Según referentes de la organización, las trabajadoras son víctimas de extorsión, robos agravados y amenazas de muerte por parte de una persona travesti en situación de calle. Pese a la gravedad de los hechos y al riesgo permanente al que se ven expuestas, las afectadas señalan que la Policía Nacional, específicamente la Comisaría Primera, se niega a tomar las denuncias, dejándolas en total estado de indefensión.
Trabajadoras sexuales intentaron denunciar la violencia y amenazas recibidas en la vía pública ante la Comisaría Primera de Ciudad del Este, donde agentes policiales se negaron a recepcionar la denuncia, manifestando: “son problemas de la calle, solucionen ustedes”.
La Asociación UNES afirma que con este accionar, la Policía Nacional evidencia su desinterés institucional, revictimiza a sus asociadas y obstaculiza el acceso a la justicia. Las afectadas finalmente acudieron a la Fiscalía y denunciaron el hecho que fue caratulado solo como “amenaza” por el secretaria 11. Sin embargo, hasta la fecha no se han dictado ninguna diligencias preparatorias en la investigación minimizando los hechos relatados por las víctimas, tampoco se ha dictado medidas de protección, pese a la persistencia de la situación de riesgo.
En el Juzgado de Paz se indicó que no correspondía intervenir por no tratarse de violencia doméstica, ni intrafamiliar limitando su actuación y pasando la responsabilidad del caso a la Fiscalía nuevamente sin ningún proceder en cuanto a información completa o tipo de protección. Cabe señalar que la situación de violencia que enfrentan las trabajadoras sexuales no es un hecho aislado: otras personas que trabajan en la zona del área 2 también se ven expuestas al peligro. La coacción, amenaza y la inseguridad impactan a todas las personas que desempeñan sus labores en ese espacio.
Durante todo el proceso, las instituciones se pasaron la responsabilidad entre sí, brindando información confusa, sin coordinación interinstitucional ni una ruta de atención clara. Las denunciantes fueron derivadas reiteradamente sin obtener respuestas efectivas ni garantías de protección.

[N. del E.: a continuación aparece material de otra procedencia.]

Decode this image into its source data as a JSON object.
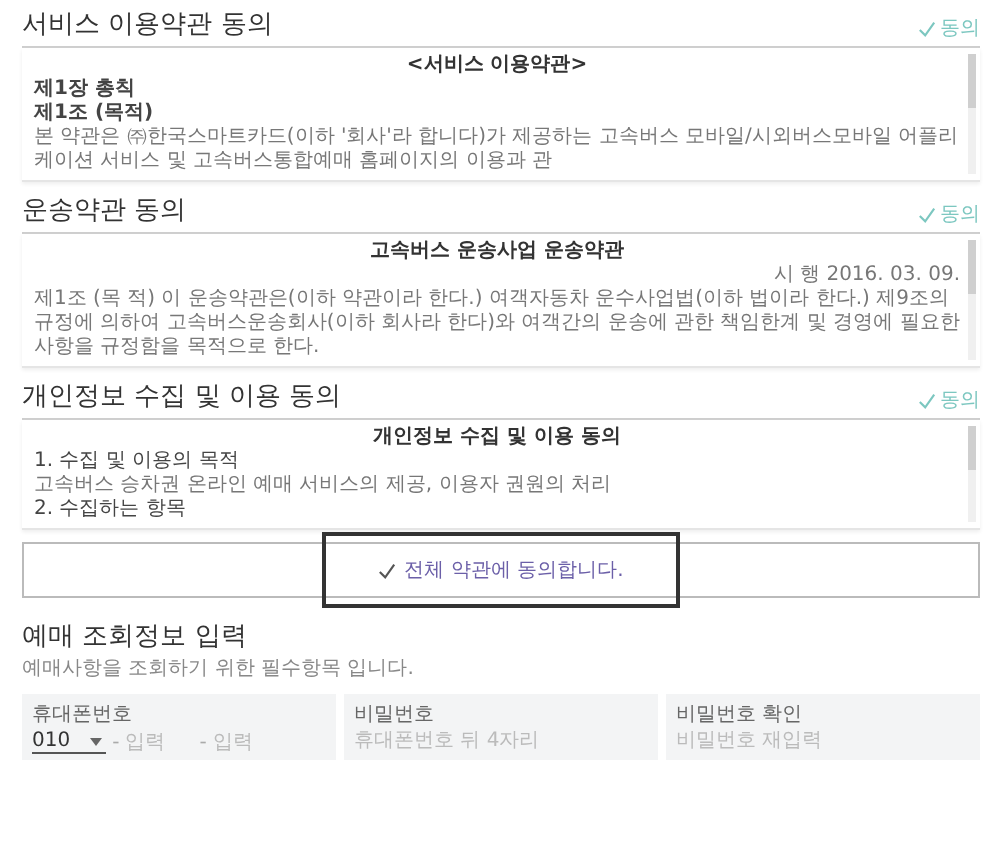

Desde UNES denuncian esta situación como un caso de violencia institucional, que incluye la omisión de auxilio, la falta de respuesta estatal y prácticas discriminatorias por parte de las fuerzas de seguridad, lo que agrava aún más la vulnerabilidad de las trabajadoras sexuales y pone en peligro sus vidas.
La Ley Nro. 5777/16 de Protección Integral a las Mujeres Contra Toda Forma de Violencia tipifica la Violencia Institucional en su artículo 6, inciso n), y la define como: “Actos u omisiones cometidos por funcionarios, de cualquier institución pública o privada, que tengan como fin retardar o impedir a las mujeres el acceso a servicios públicos o privados o que en la prestación de estos se les agreda o brinde un trato discriminatorio o humillante”.
Ante este escenario, la Asociación Feminista Kuña Poty expresa su solidaridad con las trabajadoras sexuales afectadas, señalando que la violencia que enfrentan no proviene únicamente de la calle, sino también del propio Estado, a través de su desidia, discriminación y falta de garantías para el acceso a la justicia y a la protección.
Las organizaciones exigen una intervención urgente de las autoridades competentes: Policía Nacional, Ministerio Público y Poder Judicial el cese de la violencia institucional y el respeto irrestricto a los derechos humanos de las trabajadoras sexuales, quienes reclaman condiciones mínimas de seguridad, dignidad y acceso efectivo a la justicia.